I didn't answer it. Not yet.
The next question wasn’t about the river. Or the rules.
It was about him.
And what happens when a man who holds lines for a living finally decides to cross one.
Chapter 12
Pumbaa Was A Warning
JULIETTE
Themiddaysunpressedheat into everything: folding tables, water pitchers, the thin strip of shade beneath the awning. The hippo encounter was over. My pulse had caught up.
My body? Questionable.
Nick stood by the jeep, his shadow cut a jagged line across the red dirt. He hadn’t looked at me directly since we’d returned, but his attention tracked the edge of the camp—and me.
“Short perimeter check,” he said, his voice cutting through the midday drone of insects. “On foot. Stay within the cleared line.”
He paused, his gaze snapped to mine. He looked at the vehicle, then back at me. His jaw tightened—a momentary hesitation as if he were about to suggest I stay behind and polish my briefcase.
If he tells me to stay in the vehicle one more time, I’m going to file for an injunction against his pretty face.

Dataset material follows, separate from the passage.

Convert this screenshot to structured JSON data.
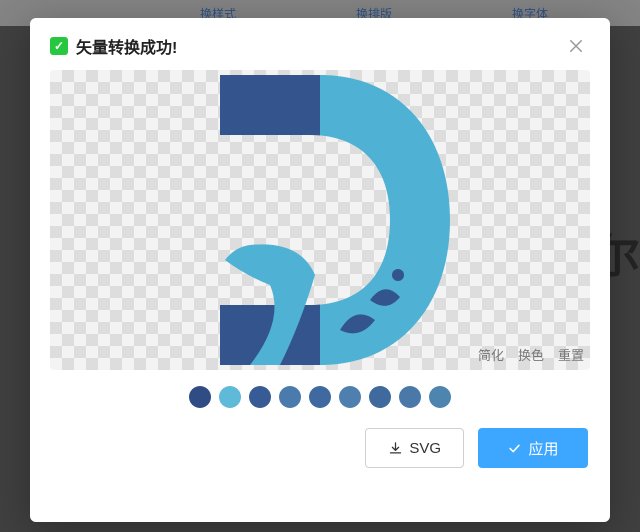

I stood up before he could articulate the thought. “I’ve had enough of the vehicle for one afternoon, Mercer. Lead the way.”
He didn't argue. He simply turned, his stride hitting that repeatable, efficient rhythm.
We moved away from the tents, the packed silt of the camp gave way to loose gravel and hidden roots. The brush thickened into a wall of thorn trees and redgrass, radiating a heat that felt physical. Nick stayed half a step ahead, always keeping his body between me and the thickest cover.
I followed the pattern. His head moved in a steady arc—left, right, mid-range, distance. A mechanical loop of threat assessment. I matched my steps to his, finding the stable ground he left behind. It was a pragmatic way to navigate terrain that was actively trying to roll my ankle.
“Is this the part with the mandatory safety lecture?” I asked. My voice sounded a bit too crisp in the heavy air.
“This is the part where we see if the perimeter still holds,”he replied, his eyes never leaving the brush.
“Good to know. I’ll make sure to RSVP.”
A low, dry rustle came from the veld growth to our right.
Nick stopped. I didn't need a directive—the sudden lock of his shoulders was a universal stop sign.
Then—
the brush exploded.
It wasn't a predator. It was a blur of brown and black, a frantic, chaotic burst of motion that tore through the thorns with the sound of a thousand snapping pencils. A warthog, panicked by our presence, launched itself from the cover. It didn't move away—it moved across.
It was loud. It was fast. It was entirely too close.
Oh, hell no. Three near fucking murders in the bush, and now this? Pumbaa my fucking ass. I was not losing to pork with tusks.
My brain didn’t vote. My body initiated an unauthorized survival protocol. I simply ceased to be on the ground.
Bark scraped my palms. A branch caught me under the ribs, solid and unyielding. I hauled upward, my boots finding purchase on knots and ridges I hadn't consciously seen.
Stillness returned as quickly as the noise had started.